Location
- 220 North Milby Street Houston, Harris County, Texas 77003 United States 29°45′07″N 95°20′01″W﻿ / ﻿29.751961°N 95.333556°W

Information
- Type: Public high school
- School district: Houston Independent School District
- Principal: Dr. Claudia Castillo
- Faculty: 20.11 (FTE)
- Grades: 9-12
- Enrollment: 485 (2017-18)
- Student to teacher ratio: 24.12
- Rivals: Eastwood Academy High School
- Website: Official Website

= East Early College High School =

School in Houston, Texas, United States

East Early College High School (EECHS) is a secondary charter school at 220 N. Milby Street in Houston, Texas, United States with a ZIP code of 77003.

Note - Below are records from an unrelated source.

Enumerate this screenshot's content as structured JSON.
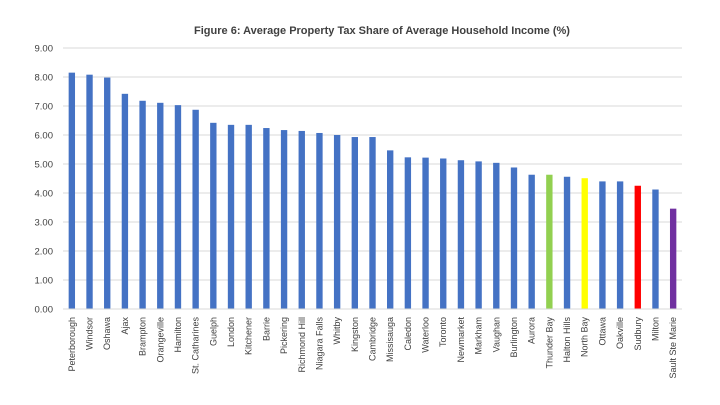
{
  "chart_data": {
    "type": "bar",
    "title": "Figure 6: Average Property Tax Share of Average Household Income (%)",
    "xlabel": "",
    "ylabel": "",
    "ylim": [
      0,
      9
    ],
    "ytick_step": 1,
    "ytick_labels": [
      "0.00",
      "1.00",
      "2.00",
      "3.00",
      "4.00",
      "5.00",
      "6.00",
      "7.00",
      "8.00",
      "9.00"
    ],
    "grid": true,
    "legend": "none",
    "categories": [
      "Peterborough",
      "Windsor",
      "Oshawa",
      "Ajax",
      "Brampton",
      "Orangeville",
      "Hamilton",
      "St. Catharines",
      "Guelph",
      "London",
      "Kitchener",
      "Barrie",
      "Pickering",
      "Richmond Hill",
      "Niagara Falls",
      "Whitby",
      "Kingston",
      "Cambridge",
      "Missisauga",
      "Caledon",
      "Waterloo",
      "Toronto",
      "Newmarket",
      "Markham",
      "Vaughan",
      "Burlington",
      "Aurora",
      "Thunder Bay",
      "Halton Hills",
      "North Bay",
      "Ottawa",
      "Oakville",
      "Sudbury",
      "Milton",
      "Sault Ste Marie"
    ],
    "values": [
      8.15,
      8.08,
      7.98,
      7.42,
      7.18,
      7.11,
      7.03,
      6.87,
      6.42,
      6.35,
      6.35,
      6.24,
      6.17,
      6.14,
      6.07,
      6.0,
      5.93,
      5.93,
      5.47,
      5.23,
      5.22,
      5.19,
      5.13,
      5.09,
      5.04,
      4.88,
      4.63,
      4.63,
      4.56,
      4.51,
      4.4,
      4.4,
      4.25,
      4.12,
      3.46
    ],
    "colors": {
      "default": "#4472c4",
      "highlights": {
        "Thunder Bay": "#92d050",
        "North Bay": "#ffff00",
        "Sudbury": "#ff0000",
        "Sault Ste Marie": "#7030a0"
      }
    }
  }
}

The school is operated by the Houston Independent School District in association with the Houston Community College System Southeast Campus and the Bill and Melinda Gates Foundation. The school is on the HCC Southeast Campus.

EECHS is a 2018 recipient of the U.S. Department of Education's Blue Ribbon School of Excellence award.

==History==
East Early College High School opened in fall 2006. It was supported by the Houston Independent School District, Houston Community College, the Bill and Melinda Gates Foundation, and the Texas High School Project. Following EECHS' inaugural year, Texas Education Agency awarded the school with an "Exemplary" rating.

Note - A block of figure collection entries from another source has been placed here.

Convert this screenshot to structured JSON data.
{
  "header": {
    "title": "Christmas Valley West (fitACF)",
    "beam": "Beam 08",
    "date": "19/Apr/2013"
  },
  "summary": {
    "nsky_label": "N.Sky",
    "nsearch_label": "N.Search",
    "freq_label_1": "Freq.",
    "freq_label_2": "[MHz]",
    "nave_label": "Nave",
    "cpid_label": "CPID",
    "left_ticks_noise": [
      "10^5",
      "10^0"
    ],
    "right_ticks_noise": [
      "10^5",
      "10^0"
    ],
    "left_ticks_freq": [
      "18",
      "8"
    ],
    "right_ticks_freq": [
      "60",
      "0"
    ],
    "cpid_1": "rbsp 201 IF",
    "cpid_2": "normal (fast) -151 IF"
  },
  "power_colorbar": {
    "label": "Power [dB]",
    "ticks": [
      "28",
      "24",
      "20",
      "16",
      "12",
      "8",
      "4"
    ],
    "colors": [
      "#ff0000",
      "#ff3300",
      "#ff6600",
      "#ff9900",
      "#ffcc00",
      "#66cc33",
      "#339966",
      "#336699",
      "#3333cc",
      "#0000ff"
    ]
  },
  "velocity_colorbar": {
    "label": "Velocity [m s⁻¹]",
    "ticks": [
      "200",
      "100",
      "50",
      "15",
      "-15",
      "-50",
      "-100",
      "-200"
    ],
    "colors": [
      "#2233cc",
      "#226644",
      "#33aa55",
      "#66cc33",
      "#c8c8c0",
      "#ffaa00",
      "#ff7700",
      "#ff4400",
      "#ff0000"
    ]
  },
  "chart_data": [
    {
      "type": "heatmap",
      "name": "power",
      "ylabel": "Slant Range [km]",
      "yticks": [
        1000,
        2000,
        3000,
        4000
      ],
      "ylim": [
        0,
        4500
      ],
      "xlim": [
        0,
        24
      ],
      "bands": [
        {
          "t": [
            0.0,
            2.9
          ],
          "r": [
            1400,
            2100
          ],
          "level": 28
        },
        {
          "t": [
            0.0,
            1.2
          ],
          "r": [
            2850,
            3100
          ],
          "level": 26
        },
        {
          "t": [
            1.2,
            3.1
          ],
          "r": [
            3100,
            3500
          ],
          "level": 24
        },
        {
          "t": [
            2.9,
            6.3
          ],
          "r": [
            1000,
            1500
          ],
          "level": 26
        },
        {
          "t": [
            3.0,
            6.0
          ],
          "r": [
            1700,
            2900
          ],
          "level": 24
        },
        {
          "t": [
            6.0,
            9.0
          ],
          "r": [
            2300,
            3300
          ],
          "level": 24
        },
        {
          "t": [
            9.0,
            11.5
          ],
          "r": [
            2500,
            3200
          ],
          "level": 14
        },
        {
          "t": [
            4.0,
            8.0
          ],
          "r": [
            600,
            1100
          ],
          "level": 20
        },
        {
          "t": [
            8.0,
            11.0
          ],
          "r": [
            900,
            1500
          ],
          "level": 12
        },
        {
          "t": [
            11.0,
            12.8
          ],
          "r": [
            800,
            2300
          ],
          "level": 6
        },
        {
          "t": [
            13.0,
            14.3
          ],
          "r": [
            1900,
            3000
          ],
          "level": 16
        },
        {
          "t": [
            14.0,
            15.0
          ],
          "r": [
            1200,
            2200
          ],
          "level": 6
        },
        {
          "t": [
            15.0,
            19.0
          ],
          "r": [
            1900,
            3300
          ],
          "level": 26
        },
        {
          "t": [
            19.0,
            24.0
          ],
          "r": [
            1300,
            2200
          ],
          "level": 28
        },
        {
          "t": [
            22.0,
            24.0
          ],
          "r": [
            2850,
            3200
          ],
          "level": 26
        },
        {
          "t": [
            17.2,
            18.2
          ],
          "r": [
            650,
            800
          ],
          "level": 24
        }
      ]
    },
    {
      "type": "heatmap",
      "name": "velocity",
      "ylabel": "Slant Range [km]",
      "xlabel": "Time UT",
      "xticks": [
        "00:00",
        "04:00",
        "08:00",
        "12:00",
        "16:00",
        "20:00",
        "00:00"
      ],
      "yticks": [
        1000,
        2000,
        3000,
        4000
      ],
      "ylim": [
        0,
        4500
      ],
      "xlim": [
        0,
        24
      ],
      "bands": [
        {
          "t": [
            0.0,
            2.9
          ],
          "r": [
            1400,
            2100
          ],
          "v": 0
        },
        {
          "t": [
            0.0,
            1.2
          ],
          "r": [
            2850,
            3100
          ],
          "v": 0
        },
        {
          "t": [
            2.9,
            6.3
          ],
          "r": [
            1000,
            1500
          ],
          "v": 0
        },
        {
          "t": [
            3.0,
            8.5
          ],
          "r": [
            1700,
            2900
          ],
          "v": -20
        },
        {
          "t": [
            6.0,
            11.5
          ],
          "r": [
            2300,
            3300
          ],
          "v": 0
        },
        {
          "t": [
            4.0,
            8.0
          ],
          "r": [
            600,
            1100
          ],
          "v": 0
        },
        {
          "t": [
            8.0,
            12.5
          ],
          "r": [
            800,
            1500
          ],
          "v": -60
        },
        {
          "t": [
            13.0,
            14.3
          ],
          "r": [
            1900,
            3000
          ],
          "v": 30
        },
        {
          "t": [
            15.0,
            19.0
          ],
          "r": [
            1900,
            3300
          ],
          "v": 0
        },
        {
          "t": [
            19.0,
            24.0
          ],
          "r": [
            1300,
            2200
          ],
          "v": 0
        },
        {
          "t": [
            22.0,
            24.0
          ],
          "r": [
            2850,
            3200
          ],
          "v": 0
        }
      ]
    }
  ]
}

By 2009, construction began on the HCCS Felix Fraga Campus and the new East Early College facility. The facility, located at 220 N. Milby St. in Houston, TX, opened in August 2009 and was named in honor of Leonel Castillo, a Latino community activist in Houston, TX.

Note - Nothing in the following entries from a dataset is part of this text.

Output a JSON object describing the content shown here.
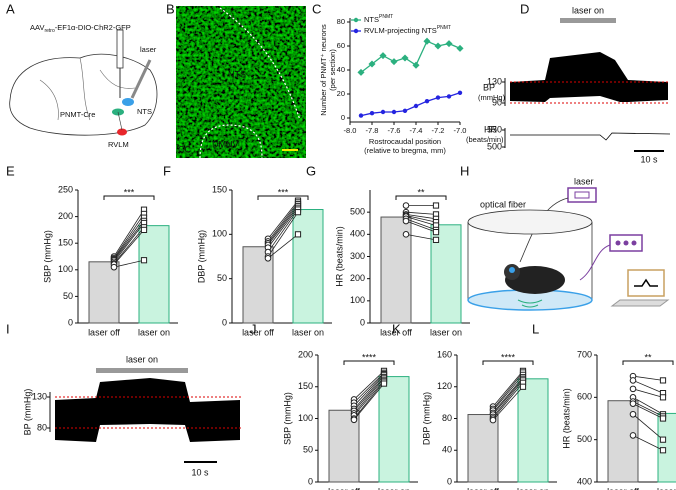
{
  "figure": {
    "panel_labels": [
      "A",
      "B",
      "C",
      "D",
      "E",
      "F",
      "G",
      "H",
      "I",
      "J",
      "K",
      "L"
    ],
    "a": {
      "vector": "AAV",
      "vector_sub": "retro",
      "vector_rest": "-EF1α-DIO-ChR2-GFP",
      "laser": "laser",
      "mouse": "PNMT-Cre",
      "nts": "NTS",
      "rvlm": "RVLM"
    },
    "b": {
      "nts": "NTS",
      "dmnv": "DMNV",
      "cc": "CC"
    },
    "d": {
      "laser": "laser on",
      "bp_label": [
        "BP",
        "(mmHg)"
      ],
      "bp_ticks": [
        130,
        90
      ],
      "hr_label": [
        "HR",
        "(beats/min)"
      ],
      "hr_ticks": [
        550,
        500
      ],
      "scale": "10 s"
    },
    "h": {
      "fiber": "optical fiber",
      "laser": "laser"
    },
    "i": {
      "laser": "laser on",
      "bp_label": "BP (mmHg)",
      "bp_ticks": [
        130,
        80
      ],
      "scale": "10 s"
    }
  },
  "chart_data": [
    {
      "type": "line",
      "ylabel": [
        "Number of PNMT⁺ neurons",
        "(per section)"
      ],
      "xlabel": [
        "Rostrocaudal position",
        "(relative to bregma, mm)"
      ],
      "x": [
        -7.9,
        -7.8,
        -7.7,
        -7.6,
        -7.5,
        -7.4,
        -7.3,
        -7.2,
        -7.1,
        -7.0
      ],
      "series": [
        {
          "name": "NTS",
          "name_sup": "PNMT",
          "color": "#2bb07f",
          "values": [
            38,
            45,
            52,
            47,
            50,
            44,
            64,
            60,
            62,
            58
          ]
        },
        {
          "name": "RVLM-projecting NTS",
          "name_sup": "PNMT",
          "color": "#2424e0",
          "values": [
            2,
            4,
            5,
            5,
            6,
            10,
            14,
            17,
            18,
            21
          ]
        }
      ],
      "xlim": [
        -8.0,
        -7.0
      ],
      "xticks": [
        {
          "value": -8.0,
          "label": "-8.0"
        },
        -7.8,
        -7.6,
        -7.4,
        -7.2,
        {
          "value": -7.0,
          "label": "-7.0"
        }
      ],
      "ylim": [
        0,
        80
      ],
      "yticks": [
        0,
        20,
        40,
        60,
        80
      ]
    },
    {
      "type": "bar",
      "ylabel": "SBP (mmHg)",
      "categories": [
        "laser off",
        "laser on"
      ],
      "values": [
        115,
        183
      ],
      "colors": [
        "#d9d9d9",
        "#c9f3df"
      ],
      "paired_values": [
        [
          125,
          122,
          120,
          118,
          115,
          112,
          110,
          105
        ],
        [
          213,
          205,
          198,
          192,
          188,
          180,
          175,
          118
        ]
      ],
      "significance": "***",
      "ylim": [
        0,
        250
      ],
      "yticks": [
        0,
        50,
        100,
        150,
        200,
        250
      ]
    },
    {
      "type": "bar",
      "ylabel": "DBP (mmHg)",
      "categories": [
        "laser off",
        "laser on"
      ],
      "values": [
        86,
        128
      ],
      "colors": [
        "#d9d9d9",
        "#c9f3df"
      ],
      "paired_values": [
        [
          95,
          92,
          90,
          88,
          85,
          80,
          75,
          73
        ],
        [
          138,
          136,
          134,
          132,
          130,
          128,
          125,
          100
        ]
      ],
      "significance": "***",
      "ylim": [
        0,
        150
      ],
      "yticks": [
        0,
        50,
        100,
        150
      ]
    },
    {
      "type": "bar",
      "ylabel": "HR (beats/min)",
      "categories": [
        "laser off",
        "laser on"
      ],
      "values": [
        478,
        443
      ],
      "colors": [
        "#d9d9d9",
        "#c9f3df"
      ],
      "paired_values": [
        [
          530,
          500,
          490,
          485,
          480,
          470,
          460,
          400
        ],
        [
          530,
          490,
          470,
          455,
          440,
          420,
          410,
          375
        ]
      ],
      "significance": "**",
      "ylim": [
        0,
        600
      ],
      "yticks": [
        0,
        100,
        200,
        300,
        400,
        500
      ]
    },
    {
      "type": "bar",
      "ylabel": "SBP (mmHg)",
      "categories": [
        "laser off",
        "laser on"
      ],
      "values": [
        113,
        166
      ],
      "colors": [
        "#d9d9d9",
        "#c9f3df"
      ],
      "paired_values": [
        [
          130,
          125,
          120,
          115,
          112,
          108,
          105,
          100,
          98
        ],
        [
          175,
          172,
          170,
          168,
          165,
          163,
          160,
          158,
          155
        ]
      ],
      "significance": "****",
      "ylim": [
        0,
        200
      ],
      "yticks": [
        0,
        50,
        100,
        150,
        200
      ]
    },
    {
      "type": "bar",
      "ylabel": "DBP (mmHg)",
      "categories": [
        "laser off",
        "laser on"
      ],
      "values": [
        85,
        130
      ],
      "colors": [
        "#d9d9d9",
        "#c9f3df"
      ],
      "paired_values": [
        [
          95,
          92,
          90,
          87,
          85,
          82,
          80,
          78
        ],
        [
          140,
          138,
          135,
          132,
          130,
          128,
          125,
          120
        ]
      ],
      "significance": "****",
      "ylim": [
        0,
        160
      ],
      "yticks": [
        0,
        40,
        80,
        120,
        160
      ]
    },
    {
      "type": "bar",
      "ylabel": "HR (beats/min)",
      "categories": [
        "laser off",
        "laser on"
      ],
      "values": [
        592,
        562
      ],
      "colors": [
        "#d9d9d9",
        "#c9f3df"
      ],
      "paired_values": [
        [
          650,
          640,
          620,
          600,
          590,
          585,
          560,
          510
        ],
        [
          640,
          610,
          600,
          560,
          555,
          550,
          500,
          475
        ]
      ],
      "significance": "**",
      "ylim": [
        400,
        700
      ],
      "yticks": [
        400,
        500,
        600,
        700
      ]
    }
  ]
}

In 2012, under the leadership of Principal Tamera Bolden, East Early College High School received the National Blue Ribbon Award from the U.S. Department of Education - the highest award a school can receive. In November 2018 - the first year of eligibility since the 2012 award - Principal Stephanie Square accepted East Early's second National Blue Ribbon Award in Washington D.C.

==Student body==
As of August 2019, East Early College High School serves about 460 students and their families.

==Admissions==
Students interested in attending East Early College High School are required to submit applications.